Consider data that is stored in a file. By reading the file line by line and processing each line as soon as it is read, subsequent processing steps can be performed while the file is still being read, instead of waiting for the entire input to be read before initiating the next stage. Stream processing is a pipeline, and each item can be acted upon immediately. Apart from low latency, this can also lead to even resource consumption (memory, CPU, network) with steady (versus bursty) throughput, when operations performed inherently don't require any blocking:
An example of a data pipeline
Data flows through the pipeline as individual events, and all processing steps are active at the same time. In a distributed system, operations are performed on different nodes and data flows through the system, allowing for parallelism and high throughput. Processing is decentralized and without inherent bottlenecks, in contrast to architectures that attempt to move processing to where the data resides.
Stream processing is a natural fit for how events occur in the real world. Sources generate data continuously (mobile devices, financial transactions, web traffic, sensors, and so on). It therefore makes sense to also process them that way instead of artificially breaking the processing into batches (or micro-batches).
The meaning of real time, or time for fast decision making, varies significantly between businesses. Some use cases, such as online fraud detection, may require processing to complete within milliseconds, but for others multiple seconds or even minutes might be sufficiently fast. In any case, the underlying platform needs to be equipped for fast and correct low-latency processing.
Streaming applications can process data fast, with low latency. Stream processing has gained popularity along with growing demand for faster processing of current data, but it is not a synonym for real-time processing. Input data does not need to be real-time. Older data can also be processed as stream (for example, reading from a file) and results are not always emitted in real-time either. Stream processing can perform operations such as sum, average, or top, that are performed over multiple events before the result becomes available.
To perform such operations, the stream needs to be sliced at temporal boundaries. This is called windowing. It demarcates finite datasets for computations. All data belonging to a window needs to be observed before a result can be emitted and windowing provides these boundaries. There are different strategies to define such windows over a data stream, and these will be covered in Chapter 3, The Apex Library:
Windowing of a stream
In the preceding diagram we see the sum of incoming readings computed over tumbling (non-overlapping) and sliding (overlapping) windows. At the end of each window, the result is emitted.
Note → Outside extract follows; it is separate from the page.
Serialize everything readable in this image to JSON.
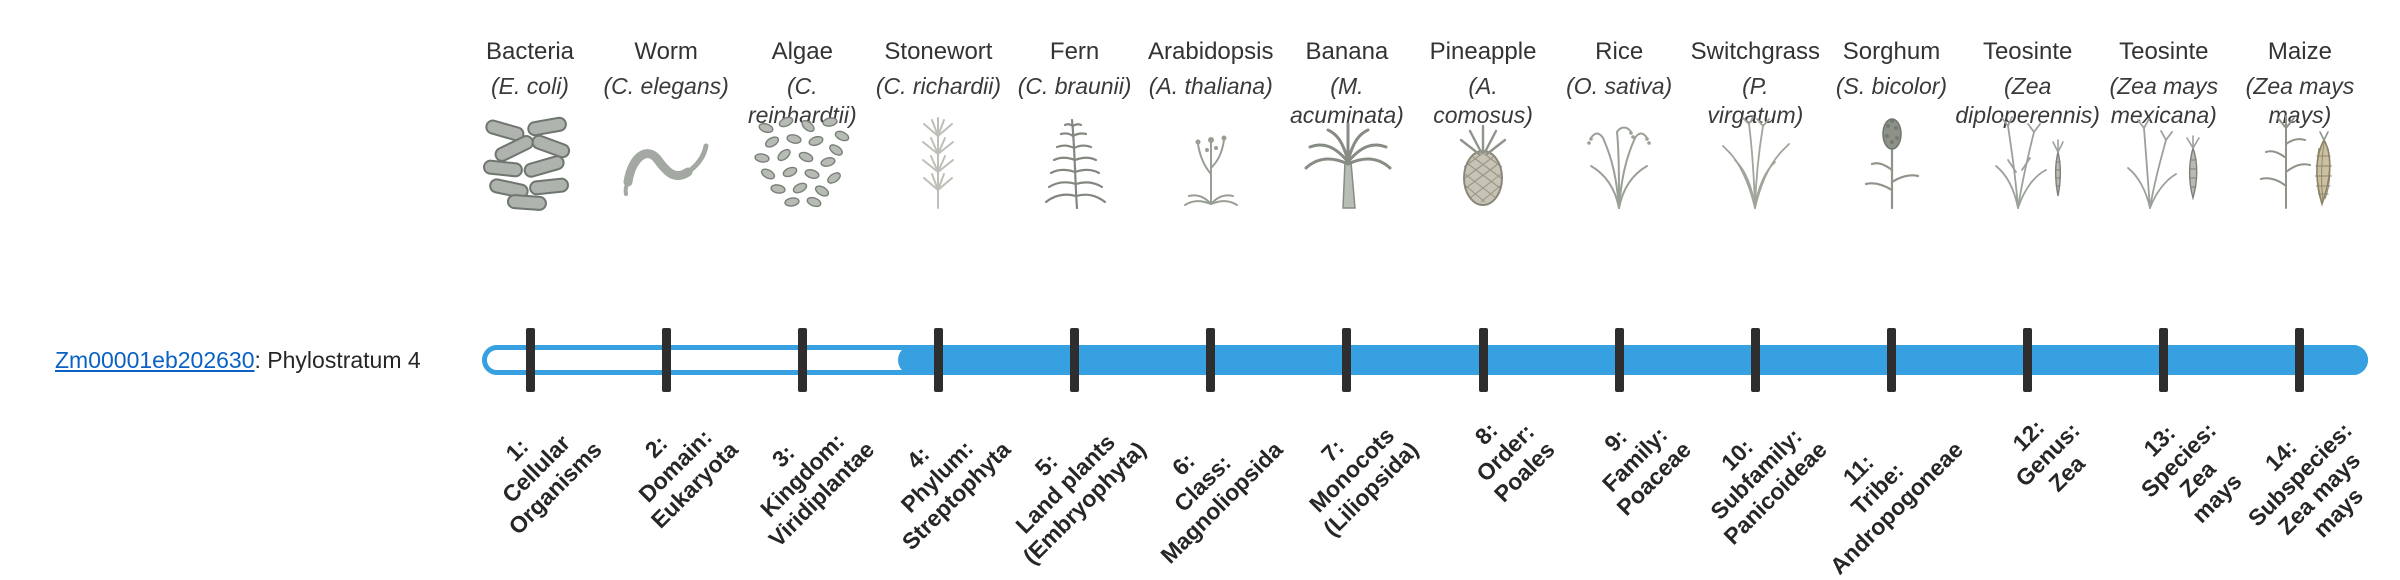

With windowing, the final result of an operation for a given window is only known after all its data elements are processed. However, many windowed operations still benefit from event-by-event arrival of data and incremental computation. Windowing doesn't always mean that processing can only start once all input has arrived. In our example, the sum can be updated whenever the next event arrives vs. storing all individual events and deferring computation until the end of the window. Sometimes, even the intermediate result of a windowed computation is of interest and can be made available for downstream consumption and subsequently refined with the final result.